Biographie 
Fille d’ambassadeur belge, Amélie Nothomb est née en 1967 dans la ville de Kobé au Japon où elle passera les cinq premières années de sa vie. Elle vivra dans plusieurs pays d’Asie et aux États-Unis avant de poursuivre des études en philologie romane à l’Université libre de Bruxelles. Autrice très prolifique, elle publie un roman par an et partage sa vie entre Bruxelles et Paris.
Elle commence à écrire dès l’adolescence et connait le succès en 1992 avec la publication de son premier roman, Hygiène de l’assassin. Sa consécration arrive en 1999 grâce à Stupeur et Tremblements, couronné par le Grand Prix de l’Académie française. Dans ses romans, des références mythologiques et philosophiques côtoient habilement humour, dialogues théâtraux et éléments fantastiques. Le parcours de ses parents l’a profondément influencée. Elle raconte la vie de son père, diplomate, à la première personne dans Premier sang (2021), et celle de sa mère, à la troisième personne dans Tant mieux (2025). Elle explique ce choix par le fait qu’elle ressemble davantage à son père, mais se sent proche de sa mère, malgré l’absence de ressemblance.
Ses œuvres, traduites dans de nombreuses langues, dont l’anglais, l’espagnol, le chinois, le japonais, le danois et l’esperanto, lui valent de nombreux prix littéraires prestigieux dont le Prix de Flore 2007 pour Ni d’Ève ni d’Adam, le Grand Prix Jean Giono pour l’ensemble de son œuvre en 2008, le Prix Renaudot en 2021 pour Premier sang et le Prix Jean-Monnet de littérature européenne en 2023 pour Le Livre des sœurs.
Morceaux choisis
Pourquoi j’ai choisi ce texte ? (PN - Janvier 2026)

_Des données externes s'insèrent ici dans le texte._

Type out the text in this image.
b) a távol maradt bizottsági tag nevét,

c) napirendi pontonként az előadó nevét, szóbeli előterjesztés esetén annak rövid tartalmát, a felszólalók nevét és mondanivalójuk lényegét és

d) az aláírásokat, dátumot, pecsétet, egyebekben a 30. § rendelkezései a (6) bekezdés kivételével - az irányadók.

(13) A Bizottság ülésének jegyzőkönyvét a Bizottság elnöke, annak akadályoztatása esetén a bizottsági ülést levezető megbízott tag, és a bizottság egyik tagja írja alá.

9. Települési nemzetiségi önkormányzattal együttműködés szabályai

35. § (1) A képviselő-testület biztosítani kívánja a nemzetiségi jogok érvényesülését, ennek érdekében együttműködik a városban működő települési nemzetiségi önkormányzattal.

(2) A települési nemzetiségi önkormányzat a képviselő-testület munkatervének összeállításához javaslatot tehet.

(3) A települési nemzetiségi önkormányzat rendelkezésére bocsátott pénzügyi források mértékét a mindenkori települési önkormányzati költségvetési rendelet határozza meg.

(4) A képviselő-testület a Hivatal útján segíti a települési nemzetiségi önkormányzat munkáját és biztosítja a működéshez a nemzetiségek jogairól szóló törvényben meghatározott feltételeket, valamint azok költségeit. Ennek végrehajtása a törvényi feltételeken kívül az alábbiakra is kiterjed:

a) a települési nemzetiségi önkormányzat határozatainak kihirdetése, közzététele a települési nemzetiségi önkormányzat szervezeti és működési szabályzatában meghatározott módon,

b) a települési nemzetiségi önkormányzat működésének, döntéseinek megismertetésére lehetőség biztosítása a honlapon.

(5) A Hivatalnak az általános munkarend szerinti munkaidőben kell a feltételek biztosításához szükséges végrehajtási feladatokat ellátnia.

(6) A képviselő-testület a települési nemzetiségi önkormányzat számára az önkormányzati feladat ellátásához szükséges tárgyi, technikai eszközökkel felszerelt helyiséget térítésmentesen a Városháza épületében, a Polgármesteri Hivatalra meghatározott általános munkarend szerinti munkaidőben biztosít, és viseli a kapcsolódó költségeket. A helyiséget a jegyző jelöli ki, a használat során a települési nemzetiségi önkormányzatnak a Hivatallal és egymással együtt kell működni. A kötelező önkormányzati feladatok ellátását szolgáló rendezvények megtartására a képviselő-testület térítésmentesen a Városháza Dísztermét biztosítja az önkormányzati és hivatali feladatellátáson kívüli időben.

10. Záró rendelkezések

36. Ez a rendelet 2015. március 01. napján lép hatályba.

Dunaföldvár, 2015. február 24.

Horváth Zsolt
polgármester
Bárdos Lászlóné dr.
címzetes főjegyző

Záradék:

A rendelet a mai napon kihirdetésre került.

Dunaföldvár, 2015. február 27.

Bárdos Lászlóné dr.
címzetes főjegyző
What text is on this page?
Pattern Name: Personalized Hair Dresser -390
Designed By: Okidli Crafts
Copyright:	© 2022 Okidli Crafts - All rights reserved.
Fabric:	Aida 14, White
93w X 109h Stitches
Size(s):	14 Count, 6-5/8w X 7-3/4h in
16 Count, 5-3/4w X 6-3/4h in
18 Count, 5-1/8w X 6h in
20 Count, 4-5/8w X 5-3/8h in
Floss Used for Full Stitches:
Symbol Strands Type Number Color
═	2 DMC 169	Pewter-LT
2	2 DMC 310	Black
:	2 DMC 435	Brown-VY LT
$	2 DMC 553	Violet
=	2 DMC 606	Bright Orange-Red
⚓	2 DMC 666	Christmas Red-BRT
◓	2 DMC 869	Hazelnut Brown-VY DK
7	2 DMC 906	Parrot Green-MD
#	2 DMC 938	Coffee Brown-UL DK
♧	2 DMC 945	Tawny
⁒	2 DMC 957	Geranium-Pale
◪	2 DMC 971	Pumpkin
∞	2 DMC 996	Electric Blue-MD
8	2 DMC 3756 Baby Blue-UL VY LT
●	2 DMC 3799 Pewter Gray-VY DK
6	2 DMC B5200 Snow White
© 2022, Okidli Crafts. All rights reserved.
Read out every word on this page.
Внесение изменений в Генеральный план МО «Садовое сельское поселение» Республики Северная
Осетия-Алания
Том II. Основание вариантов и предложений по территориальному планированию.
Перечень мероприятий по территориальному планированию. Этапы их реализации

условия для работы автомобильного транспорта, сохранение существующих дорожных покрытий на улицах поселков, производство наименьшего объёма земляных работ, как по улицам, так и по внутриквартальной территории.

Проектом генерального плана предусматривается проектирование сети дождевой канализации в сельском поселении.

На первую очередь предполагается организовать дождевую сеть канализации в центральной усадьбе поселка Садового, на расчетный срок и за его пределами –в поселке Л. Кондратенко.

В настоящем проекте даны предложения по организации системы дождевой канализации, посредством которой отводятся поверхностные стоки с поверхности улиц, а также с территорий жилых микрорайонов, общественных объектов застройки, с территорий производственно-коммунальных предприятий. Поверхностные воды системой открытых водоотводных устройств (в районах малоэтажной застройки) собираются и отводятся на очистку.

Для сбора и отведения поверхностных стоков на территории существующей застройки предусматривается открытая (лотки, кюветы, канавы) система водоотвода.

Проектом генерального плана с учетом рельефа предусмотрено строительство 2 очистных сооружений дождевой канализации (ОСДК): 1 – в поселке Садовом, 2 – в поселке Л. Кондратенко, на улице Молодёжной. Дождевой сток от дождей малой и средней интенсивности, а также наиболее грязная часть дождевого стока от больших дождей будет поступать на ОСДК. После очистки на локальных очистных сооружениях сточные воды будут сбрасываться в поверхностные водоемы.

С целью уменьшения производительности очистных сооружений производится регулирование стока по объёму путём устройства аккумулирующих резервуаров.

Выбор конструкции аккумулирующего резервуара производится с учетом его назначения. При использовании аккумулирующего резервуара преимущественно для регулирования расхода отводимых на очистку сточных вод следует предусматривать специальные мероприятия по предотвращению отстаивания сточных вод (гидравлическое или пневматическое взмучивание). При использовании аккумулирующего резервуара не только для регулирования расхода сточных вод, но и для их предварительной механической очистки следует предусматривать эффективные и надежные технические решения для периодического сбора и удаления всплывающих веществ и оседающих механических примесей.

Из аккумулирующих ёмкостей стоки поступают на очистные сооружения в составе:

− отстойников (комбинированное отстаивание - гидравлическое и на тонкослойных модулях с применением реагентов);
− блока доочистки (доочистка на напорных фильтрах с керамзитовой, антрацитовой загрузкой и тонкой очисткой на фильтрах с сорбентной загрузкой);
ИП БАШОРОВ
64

Amélie Nothomb fait partie des écrivains qui ont contribué à l’essor de l’autofiction, nouveau genre littéraire caractérisé la narration d’un récit fictif à partir d’expériences vécues par l’auteur. Nous retrouvons l’autrice dans ce style où elle excelle avec Premier sang qui dresse une biographie romancée de son père Patrick Nothomb, de sa naissance à la prise d’otages de Stanleyville (aujourd’hui Kisangani) dans la République démocratique de Congo en 1964. Le récit mêle histoire familiale, contexte historique et évocation des mœurs de l’aristocratie belge évoluant au Pont d’Oye, en région wallonne, dans un bon vieux château du XVIIe siècle, propriété du baron et poète, Pierre Nothomb, l’arrière-grand-père de l’autrice.
Amélie Nothomb va également explorer l’enfance à travers les relations familiales avec un enfant qui va apprendre à s’endurcir auprès de ses grands-parents. Son père, qui a eu un vécu très dense, deviendra une véritable source d’inspiration pour elle. Lorsqu’elle parle de la transmission d’une génération à une autre, on ressent l’hommage sincère que l’autrice fait à son père comme le montre l'extrait suivant.
« À Vingt-trois heures trente, Danièle accoucha d’un garçon. C’était l’époque où le père n’était pas invité à assister à la délivrance, m’évitant de m’évanouir. Je ne fus appelé que quand l’enfant fut nettoyé de toute trace de sang.
Mon fils s’appela André, comme mon père. Celui qui me transforma en père ne pouvait porter que le prénom de mon père. Quand je le pris dans mes bras, je ressentis un amour si grand que je ne trouvai aucun mot.
André fut un bébé fragile et inquiet. Il tombait facilement malade. Pierre Nothomb, avec qui je m’étais réconcilié, se déplaça à Bruxelles pour rencontrer son premier arrière-petit-enfant. Il récita des vers qu’il venait de composer et le bébé eut l’air de l’écouter avec émotion.
Je savais que notre André serait un poète, déclara l’aïeul. »
Premier sang est un ouvrage écrit dans un style fluide et sans fioritures. Il peut se lire d’un seul trait au gré des péripéties de Patrick, un personnage particulièrement attachant.
Sources
Amélie Nothomb, Premier sang, © Éditions Albin Michel, 2021, 170 p.